Накануне отъезда я вышла во двор. Там обсуждали Мадагаскар и ссорились всем скопом.

Я оперлась о стенку и засунула руки глубоко в карманы любимых картофельного цвета штанов с вытянутыми коленками.

— Венерка попросит у отца настоящий нож. Он ей даст, — сказал Колька с вызовом. Не тратя лишних слов, я задрала футболку и показала прилаженную к бедру костяную рукоятку и расшитые ножны. Они увидели и задышали часто, как загнанные индейские лошади.

— Папа подарил! И вообще, я завтра еду в путешествие на Север. Там лес, и море, и голубая мечта, — смутно припомнила я мамины слова, и ленивым движением отклеилась от стенки. — А вы давайте на Мадагаскар. На колбасу скопили?

— Ты чего на меня прищурилась? Рисовать собираешься?

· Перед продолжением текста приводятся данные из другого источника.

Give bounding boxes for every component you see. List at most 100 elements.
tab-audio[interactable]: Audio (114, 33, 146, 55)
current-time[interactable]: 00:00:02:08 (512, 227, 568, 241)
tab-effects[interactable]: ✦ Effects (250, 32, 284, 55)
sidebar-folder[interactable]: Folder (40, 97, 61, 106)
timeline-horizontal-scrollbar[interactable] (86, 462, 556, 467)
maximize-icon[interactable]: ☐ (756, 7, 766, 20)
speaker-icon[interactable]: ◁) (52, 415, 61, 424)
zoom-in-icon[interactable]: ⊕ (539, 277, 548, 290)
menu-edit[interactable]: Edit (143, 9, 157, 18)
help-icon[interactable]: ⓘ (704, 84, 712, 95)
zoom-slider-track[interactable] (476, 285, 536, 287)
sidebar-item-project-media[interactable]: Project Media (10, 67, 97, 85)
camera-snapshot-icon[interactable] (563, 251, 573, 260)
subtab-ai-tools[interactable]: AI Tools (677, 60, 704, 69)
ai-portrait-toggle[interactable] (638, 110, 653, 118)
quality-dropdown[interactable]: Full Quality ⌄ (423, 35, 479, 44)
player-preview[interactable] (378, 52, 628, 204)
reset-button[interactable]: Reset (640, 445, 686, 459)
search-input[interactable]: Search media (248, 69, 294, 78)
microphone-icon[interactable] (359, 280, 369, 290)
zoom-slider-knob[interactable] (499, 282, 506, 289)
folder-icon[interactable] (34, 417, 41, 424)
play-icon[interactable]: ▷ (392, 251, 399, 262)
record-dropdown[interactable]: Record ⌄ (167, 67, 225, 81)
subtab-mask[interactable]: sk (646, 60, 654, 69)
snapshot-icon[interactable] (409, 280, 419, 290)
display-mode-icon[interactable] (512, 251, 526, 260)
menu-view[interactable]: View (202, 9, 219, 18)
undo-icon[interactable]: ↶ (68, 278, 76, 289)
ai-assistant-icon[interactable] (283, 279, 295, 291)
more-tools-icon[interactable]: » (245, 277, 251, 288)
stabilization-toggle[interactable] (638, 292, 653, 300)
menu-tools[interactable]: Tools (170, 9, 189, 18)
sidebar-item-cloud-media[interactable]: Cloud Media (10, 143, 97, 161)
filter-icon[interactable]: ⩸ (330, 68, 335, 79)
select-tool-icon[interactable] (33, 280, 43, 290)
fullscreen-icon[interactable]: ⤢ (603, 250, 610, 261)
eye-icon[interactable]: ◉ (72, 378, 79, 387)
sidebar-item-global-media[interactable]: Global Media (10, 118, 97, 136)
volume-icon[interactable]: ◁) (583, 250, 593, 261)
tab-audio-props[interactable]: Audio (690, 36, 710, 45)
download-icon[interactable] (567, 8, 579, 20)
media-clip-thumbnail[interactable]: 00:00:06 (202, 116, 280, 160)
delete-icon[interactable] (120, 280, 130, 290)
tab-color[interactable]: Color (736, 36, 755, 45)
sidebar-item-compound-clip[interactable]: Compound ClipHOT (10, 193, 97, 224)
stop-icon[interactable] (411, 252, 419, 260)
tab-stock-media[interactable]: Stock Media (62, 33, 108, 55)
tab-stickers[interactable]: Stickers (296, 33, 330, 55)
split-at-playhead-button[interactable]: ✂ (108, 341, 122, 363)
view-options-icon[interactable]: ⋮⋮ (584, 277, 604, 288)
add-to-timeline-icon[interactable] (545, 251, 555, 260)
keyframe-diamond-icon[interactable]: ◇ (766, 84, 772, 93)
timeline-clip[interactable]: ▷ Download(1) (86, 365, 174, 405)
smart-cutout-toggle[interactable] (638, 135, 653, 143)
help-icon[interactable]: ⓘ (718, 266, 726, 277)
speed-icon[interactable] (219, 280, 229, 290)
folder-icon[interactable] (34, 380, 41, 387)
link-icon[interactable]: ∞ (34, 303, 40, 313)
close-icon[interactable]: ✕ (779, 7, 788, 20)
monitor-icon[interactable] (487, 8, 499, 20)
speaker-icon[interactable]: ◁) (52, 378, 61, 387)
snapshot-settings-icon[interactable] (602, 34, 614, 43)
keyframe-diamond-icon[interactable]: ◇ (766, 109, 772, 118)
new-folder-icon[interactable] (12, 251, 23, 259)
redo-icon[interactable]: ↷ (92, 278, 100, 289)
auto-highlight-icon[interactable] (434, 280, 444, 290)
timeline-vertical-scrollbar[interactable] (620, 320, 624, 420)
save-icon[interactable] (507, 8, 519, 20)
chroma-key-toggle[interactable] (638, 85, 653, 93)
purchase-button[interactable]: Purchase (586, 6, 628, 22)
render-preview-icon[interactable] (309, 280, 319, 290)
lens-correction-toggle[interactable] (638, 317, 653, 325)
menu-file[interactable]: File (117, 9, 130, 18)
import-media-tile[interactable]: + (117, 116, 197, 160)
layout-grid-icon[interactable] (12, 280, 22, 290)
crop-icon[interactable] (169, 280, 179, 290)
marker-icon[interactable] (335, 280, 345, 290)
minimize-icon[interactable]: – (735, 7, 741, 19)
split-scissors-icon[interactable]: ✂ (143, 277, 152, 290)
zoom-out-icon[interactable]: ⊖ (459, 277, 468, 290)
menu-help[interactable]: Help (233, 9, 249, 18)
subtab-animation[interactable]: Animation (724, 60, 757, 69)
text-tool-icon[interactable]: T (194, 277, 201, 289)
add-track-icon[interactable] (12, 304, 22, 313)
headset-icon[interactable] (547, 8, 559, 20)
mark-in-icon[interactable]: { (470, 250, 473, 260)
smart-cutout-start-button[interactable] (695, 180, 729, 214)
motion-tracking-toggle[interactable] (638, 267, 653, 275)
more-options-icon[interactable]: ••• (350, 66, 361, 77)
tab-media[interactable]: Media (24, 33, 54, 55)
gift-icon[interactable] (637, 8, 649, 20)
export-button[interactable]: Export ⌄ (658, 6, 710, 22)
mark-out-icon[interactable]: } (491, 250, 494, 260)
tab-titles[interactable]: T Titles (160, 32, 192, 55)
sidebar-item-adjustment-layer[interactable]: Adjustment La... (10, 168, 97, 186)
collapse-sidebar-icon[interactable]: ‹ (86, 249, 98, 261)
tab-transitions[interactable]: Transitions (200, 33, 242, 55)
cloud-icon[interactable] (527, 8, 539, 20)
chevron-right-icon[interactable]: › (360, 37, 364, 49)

— Просто так. А знаешь, — сказала я с дурацкой кокетливой ужимкой, — когда мама умерла, я поклялась больше никого не любить никогда...

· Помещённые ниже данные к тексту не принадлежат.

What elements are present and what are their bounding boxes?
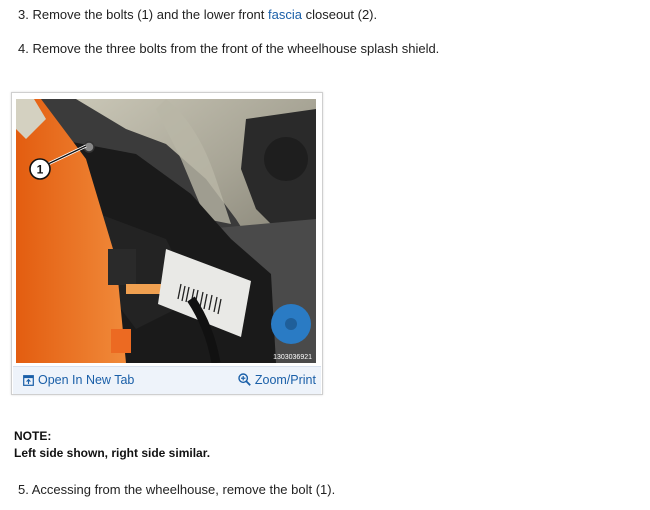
zoom-print-link[interactable]: Zoom/Print	[238, 373, 316, 389]
step-3-suffix: closeout (2).	[301, 7, 378, 22]
fascia-link[interactable]: fascia	[268, 7, 302, 22]
zoom-print-label: Zoom/Print	[254, 373, 316, 387]
note-title: NOTE:	[14, 429, 52, 443]
open-in-new-tab-label: Open In New Tab	[38, 373, 135, 387]
magnifier-plus-icon	[238, 373, 251, 389]
open-in-new-tab-link[interactable]: Open In New Tab	[23, 373, 134, 389]
figure-toolbar: Open In New Tab Zoom/Print	[13, 366, 321, 394]
figure-container: 1 1303036921 Open In New Tab Zoom/Print	[11, 92, 323, 395]
step-3-prefix: 3. Remove the bolts (1) and the lower fr…	[18, 7, 269, 22]
image-id-label: 1303036921	[273, 354, 312, 361]
note-body: Left side shown, right side similar.	[14, 446, 211, 460]
open-in-new-tab-icon	[23, 375, 34, 389]
step-3-text: 3. Remove the bolts (1) and the lower fr…	[18, 7, 377, 23]
step-5-text: 5. Accessing from the wheelhouse, remove…	[18, 482, 336, 497]
callout-number: 1	[37, 163, 44, 177]
procedure-photo[interactable]: 1 1303036921	[16, 99, 316, 363]
photo-illustration: 1 1303036921	[16, 99, 316, 363]
step-4-text: 4. Remove the three bolts from the front…	[18, 41, 440, 56]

Людоед подумал и улыбнулся: — Ну, это ты погорячилась. «Как хорошо, — думала я, — что ты не утешаешь, а улыбаешься, улыбаешься, хоть кол на голове теши, прямо в мою кислую рожу. Как будто знаешь великую тайну, знаешь наперёд, что всё кончится хорошо, о чём бы я ни грустила. Надо верить, надо верить, наверно ты прав..»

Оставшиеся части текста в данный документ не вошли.